6 plum tomatoes
1 large yellow onion finely diced
2 teaspoon salt
2 teaspoons Kashmiri red chili powder
½ teaspoon garam masala
1 cup paneer gratted
¼ cup dhaniya finely chopped
2 tablespoons oil
¼ teaspoon turmeric
1/8 teaspoon hing (optional)
1/4 cup dhiniya finely chopped for garnish (optional)
Method Step 1: Prep the tomatoes Cut the tomatoes in half and partially scoop out the inside and reserve.
Step 2: Stuffing In a medium bowl add onion, paneer , salt, red chili powder, turmeric, garam masala and dhaniya and mix well.
Fill the hallowed tomatoes with the stuffing. You can use a spoon or fill them with your hands like my mom does. Press down on the filling gently so you can stuff more inside each tomato.
Step 3: Cook the stuffed tomatoes
Heat the oil in a large frying pan. and allow them to splutter.

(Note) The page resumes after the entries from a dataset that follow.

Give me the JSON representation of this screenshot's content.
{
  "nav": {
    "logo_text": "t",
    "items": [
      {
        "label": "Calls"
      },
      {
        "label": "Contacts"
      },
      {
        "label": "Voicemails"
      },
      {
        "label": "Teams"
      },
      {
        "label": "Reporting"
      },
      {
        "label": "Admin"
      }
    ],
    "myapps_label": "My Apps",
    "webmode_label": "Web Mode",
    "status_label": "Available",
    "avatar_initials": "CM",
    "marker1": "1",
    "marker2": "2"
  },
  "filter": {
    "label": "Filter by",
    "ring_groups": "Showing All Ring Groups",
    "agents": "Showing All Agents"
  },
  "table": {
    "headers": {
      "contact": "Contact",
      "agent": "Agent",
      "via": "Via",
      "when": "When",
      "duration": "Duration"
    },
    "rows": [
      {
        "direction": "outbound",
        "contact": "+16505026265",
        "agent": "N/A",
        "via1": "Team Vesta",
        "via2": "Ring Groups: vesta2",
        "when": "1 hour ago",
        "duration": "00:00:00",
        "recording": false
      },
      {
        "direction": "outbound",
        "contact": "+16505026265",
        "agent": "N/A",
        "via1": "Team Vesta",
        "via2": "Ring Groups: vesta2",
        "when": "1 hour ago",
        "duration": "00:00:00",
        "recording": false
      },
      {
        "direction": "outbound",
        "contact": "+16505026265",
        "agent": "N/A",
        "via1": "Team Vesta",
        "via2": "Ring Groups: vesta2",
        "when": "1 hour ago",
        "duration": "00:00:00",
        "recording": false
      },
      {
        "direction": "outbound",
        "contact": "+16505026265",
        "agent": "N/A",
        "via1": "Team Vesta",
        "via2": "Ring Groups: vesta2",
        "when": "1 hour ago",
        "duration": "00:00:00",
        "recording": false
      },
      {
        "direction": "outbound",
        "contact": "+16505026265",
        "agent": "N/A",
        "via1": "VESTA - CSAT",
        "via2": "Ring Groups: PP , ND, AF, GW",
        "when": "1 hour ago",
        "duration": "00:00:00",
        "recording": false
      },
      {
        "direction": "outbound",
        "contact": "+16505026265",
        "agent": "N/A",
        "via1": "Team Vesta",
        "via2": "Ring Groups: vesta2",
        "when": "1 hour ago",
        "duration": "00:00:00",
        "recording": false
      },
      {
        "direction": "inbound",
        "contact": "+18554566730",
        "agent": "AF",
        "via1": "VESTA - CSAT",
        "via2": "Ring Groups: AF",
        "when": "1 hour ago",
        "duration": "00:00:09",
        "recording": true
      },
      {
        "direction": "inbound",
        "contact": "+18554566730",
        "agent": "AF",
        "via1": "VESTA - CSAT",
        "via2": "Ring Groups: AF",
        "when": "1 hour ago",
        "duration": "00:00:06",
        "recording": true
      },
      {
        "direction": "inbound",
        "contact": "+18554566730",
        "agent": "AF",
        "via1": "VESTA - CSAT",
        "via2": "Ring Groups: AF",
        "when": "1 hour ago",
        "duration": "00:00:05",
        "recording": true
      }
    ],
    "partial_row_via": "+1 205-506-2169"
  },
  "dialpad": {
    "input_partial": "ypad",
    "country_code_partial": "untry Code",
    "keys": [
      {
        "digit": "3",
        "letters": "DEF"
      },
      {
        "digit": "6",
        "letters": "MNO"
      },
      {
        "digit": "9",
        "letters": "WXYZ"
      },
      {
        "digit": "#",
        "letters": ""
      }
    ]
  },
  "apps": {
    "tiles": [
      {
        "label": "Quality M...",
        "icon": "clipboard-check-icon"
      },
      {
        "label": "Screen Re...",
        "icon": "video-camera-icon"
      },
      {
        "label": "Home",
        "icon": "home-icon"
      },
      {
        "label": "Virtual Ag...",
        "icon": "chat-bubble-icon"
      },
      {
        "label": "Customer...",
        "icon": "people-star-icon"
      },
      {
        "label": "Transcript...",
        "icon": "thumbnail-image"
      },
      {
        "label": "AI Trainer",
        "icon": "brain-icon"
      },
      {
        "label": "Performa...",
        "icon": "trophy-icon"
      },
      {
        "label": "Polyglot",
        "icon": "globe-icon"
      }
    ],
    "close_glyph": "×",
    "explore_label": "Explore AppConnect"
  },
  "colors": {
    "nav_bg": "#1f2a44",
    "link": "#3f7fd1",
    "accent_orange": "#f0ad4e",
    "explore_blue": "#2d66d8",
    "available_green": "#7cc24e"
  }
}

Add hing and lower the heat.
Carefully place the stuffed tomatoes in the pan facing the stuffed side up. Cook covered on medium heat for 5 to 7 minutes.
Note: Depending on the size of the tomatoes and the heat level you use, it may take up to 10 to 12 minutes to cook the tomatoes. Cook them just until you can easily cut through each one with a fork. Garnish with remaining cilantro and enjoy with paratha.